As it goes you have pretty much said that cos as U say, if you had the power .......

Xxx

cat3 profile image
cat3 in reply to StaceM8

Yes Stace that's exactly right ; it is Geoff's wife wielding her 'next of kin' status which prevents further therapy.

But it's the system which has given her that status and which renders his son and daughter and mother powerless to do what they believe is best for their father (& son) despite them being his biological next of kin.

Thanks for your interest. x

StaceM8 profile image
StaceM8 in reply to cat3

& she's not reasonable enough to listen to an alternative view as t what would be best for her husband.
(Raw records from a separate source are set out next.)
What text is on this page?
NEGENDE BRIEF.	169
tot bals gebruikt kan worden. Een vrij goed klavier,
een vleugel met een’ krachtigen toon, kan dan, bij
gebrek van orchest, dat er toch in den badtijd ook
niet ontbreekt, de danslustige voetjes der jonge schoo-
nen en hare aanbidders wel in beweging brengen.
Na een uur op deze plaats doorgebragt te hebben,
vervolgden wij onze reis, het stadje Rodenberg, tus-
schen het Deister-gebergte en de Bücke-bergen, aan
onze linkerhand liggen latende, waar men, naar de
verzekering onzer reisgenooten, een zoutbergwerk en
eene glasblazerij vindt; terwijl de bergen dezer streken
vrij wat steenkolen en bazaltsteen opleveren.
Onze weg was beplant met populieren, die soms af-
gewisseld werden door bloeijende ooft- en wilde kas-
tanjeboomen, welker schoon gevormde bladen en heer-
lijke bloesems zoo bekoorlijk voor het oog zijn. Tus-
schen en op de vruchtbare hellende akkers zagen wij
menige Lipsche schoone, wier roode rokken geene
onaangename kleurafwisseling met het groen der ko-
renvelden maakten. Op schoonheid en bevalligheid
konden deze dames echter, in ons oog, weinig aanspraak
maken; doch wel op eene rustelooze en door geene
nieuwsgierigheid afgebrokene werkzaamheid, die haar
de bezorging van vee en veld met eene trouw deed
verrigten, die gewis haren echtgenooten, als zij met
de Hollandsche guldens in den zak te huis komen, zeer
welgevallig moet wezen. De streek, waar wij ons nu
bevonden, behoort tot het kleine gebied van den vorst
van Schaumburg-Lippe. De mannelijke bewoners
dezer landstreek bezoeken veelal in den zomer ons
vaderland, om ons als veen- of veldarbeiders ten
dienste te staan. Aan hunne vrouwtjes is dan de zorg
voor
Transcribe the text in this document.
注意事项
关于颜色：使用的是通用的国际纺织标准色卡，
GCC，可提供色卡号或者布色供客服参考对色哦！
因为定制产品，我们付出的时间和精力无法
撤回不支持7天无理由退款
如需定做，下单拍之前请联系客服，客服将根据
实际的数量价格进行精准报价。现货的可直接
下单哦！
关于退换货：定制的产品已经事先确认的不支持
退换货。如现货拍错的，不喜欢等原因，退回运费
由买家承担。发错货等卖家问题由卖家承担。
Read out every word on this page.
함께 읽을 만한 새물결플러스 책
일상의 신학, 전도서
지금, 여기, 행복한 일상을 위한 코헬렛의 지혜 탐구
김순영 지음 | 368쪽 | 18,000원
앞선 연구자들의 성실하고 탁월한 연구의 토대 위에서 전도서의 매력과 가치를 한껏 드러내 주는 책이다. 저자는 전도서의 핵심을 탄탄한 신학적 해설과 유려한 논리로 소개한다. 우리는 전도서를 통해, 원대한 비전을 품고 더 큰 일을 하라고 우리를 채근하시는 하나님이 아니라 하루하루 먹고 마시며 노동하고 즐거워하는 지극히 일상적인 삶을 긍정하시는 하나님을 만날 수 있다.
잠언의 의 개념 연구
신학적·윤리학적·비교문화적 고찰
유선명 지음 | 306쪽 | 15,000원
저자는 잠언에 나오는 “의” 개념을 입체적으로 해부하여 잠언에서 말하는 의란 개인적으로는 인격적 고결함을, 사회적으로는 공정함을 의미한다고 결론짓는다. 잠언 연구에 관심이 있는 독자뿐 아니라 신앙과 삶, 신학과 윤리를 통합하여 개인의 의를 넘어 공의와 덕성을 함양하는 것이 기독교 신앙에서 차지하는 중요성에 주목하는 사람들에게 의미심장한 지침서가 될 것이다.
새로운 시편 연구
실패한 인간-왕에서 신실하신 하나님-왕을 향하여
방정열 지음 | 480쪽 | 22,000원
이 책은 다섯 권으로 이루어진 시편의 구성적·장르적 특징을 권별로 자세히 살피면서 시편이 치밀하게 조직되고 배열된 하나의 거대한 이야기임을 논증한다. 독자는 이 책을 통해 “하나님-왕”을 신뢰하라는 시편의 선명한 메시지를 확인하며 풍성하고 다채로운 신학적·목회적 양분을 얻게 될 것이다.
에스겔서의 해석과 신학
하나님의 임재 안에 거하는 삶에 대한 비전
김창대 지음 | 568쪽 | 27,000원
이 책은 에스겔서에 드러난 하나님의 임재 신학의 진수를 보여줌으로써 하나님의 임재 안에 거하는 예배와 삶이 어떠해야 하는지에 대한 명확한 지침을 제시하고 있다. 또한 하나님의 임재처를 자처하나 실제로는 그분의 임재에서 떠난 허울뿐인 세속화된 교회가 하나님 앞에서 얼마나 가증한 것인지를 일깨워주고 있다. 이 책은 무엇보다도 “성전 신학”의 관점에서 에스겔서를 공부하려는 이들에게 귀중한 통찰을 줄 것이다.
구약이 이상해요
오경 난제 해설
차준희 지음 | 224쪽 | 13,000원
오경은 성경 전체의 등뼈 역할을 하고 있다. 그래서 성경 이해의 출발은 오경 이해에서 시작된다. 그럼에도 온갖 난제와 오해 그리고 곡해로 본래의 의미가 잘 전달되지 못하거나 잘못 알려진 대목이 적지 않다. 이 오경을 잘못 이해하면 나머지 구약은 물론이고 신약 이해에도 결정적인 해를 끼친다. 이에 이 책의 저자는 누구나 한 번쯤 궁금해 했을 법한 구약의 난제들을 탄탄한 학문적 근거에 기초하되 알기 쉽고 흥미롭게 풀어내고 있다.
Even from his kids ???

Xxx

cat3 profile image
cat3 in reply to StaceM8

How long do you have Stace ? Seriously, there is a jealousy issue going back 20 years which should have been resolved by a) My SAH, then b) Geoff's SAH six months later.

She has shown coldness towards our son and daughter and Geoff's mother, and open hostility towards me, particularly since Geoff fell ill.

Everyone has rallied round her, despite their own distress over both my & Geoff's illnesses, but she now refuses to even answer the phone.

Her own daughter has contacted my daughter to apologise for her mother's attitude and claims that she too is ostracised if she tries to voice an opinion, although she has moved in with her mother to support her.

We find it upsetting and slightly macabre that now Geoff is completely at her mercy she is so unwilling to even discuss any form of therapy.

StaceM8 profile image
StaceM8 in reply to cat3

Could U get her sectioned maybe - sorry I really have no idea but just noticed Dill below has some possible solutions maybe, (although that could be for Julie baring in mind this seems t be a conversation within a conversation - sorry Julie n good luck Cat !!!

I am sorry but all I know is that if the NHS set up Care you are not liable for the cost apart from that I have not got a clue as I have been out of the advice service for 7 years now

Best Advice will be perhaps from the PALS (Patient Advisory Liaison I think) at the Hospital or to contact local Advice Centre or Social Services or perhaps a solicitor (free advice session)

Although I used to be an advice worker Rules unfortunately have changed since I "Retired ?"

have you checked the CAB advice pages

Sorry to be so vague

We have been through this some time ago with the mother in law thats why I know my first statement is correct

It is a very difficult area we were luck I could access advice through the CAB network when I was working

Wish you the best of luck getting the help you deserve

in reply to

Hi found this on the internet hope it will be useful

nhs.uk/CarersDirect/guide/....

Flintdog profile image
Flintdog

Hi Julie, My partner suffered a massive brain injury in April 2012. After the NHS ran out of ideas, we managed to get him screened in for Continuing Health Care funding. We got him into a privately funded rehab unit which the comissioner has been kind enough to fund for the last 14 months (at a Considerable cost|) You need to attend loads of meetings and to fight for what you know is right for your mother. Don't be Mrs. Nice Guy all the time, sometimes you have to make a strong argument to get your point across and get what you want, or indeed what we all want for our loved ones.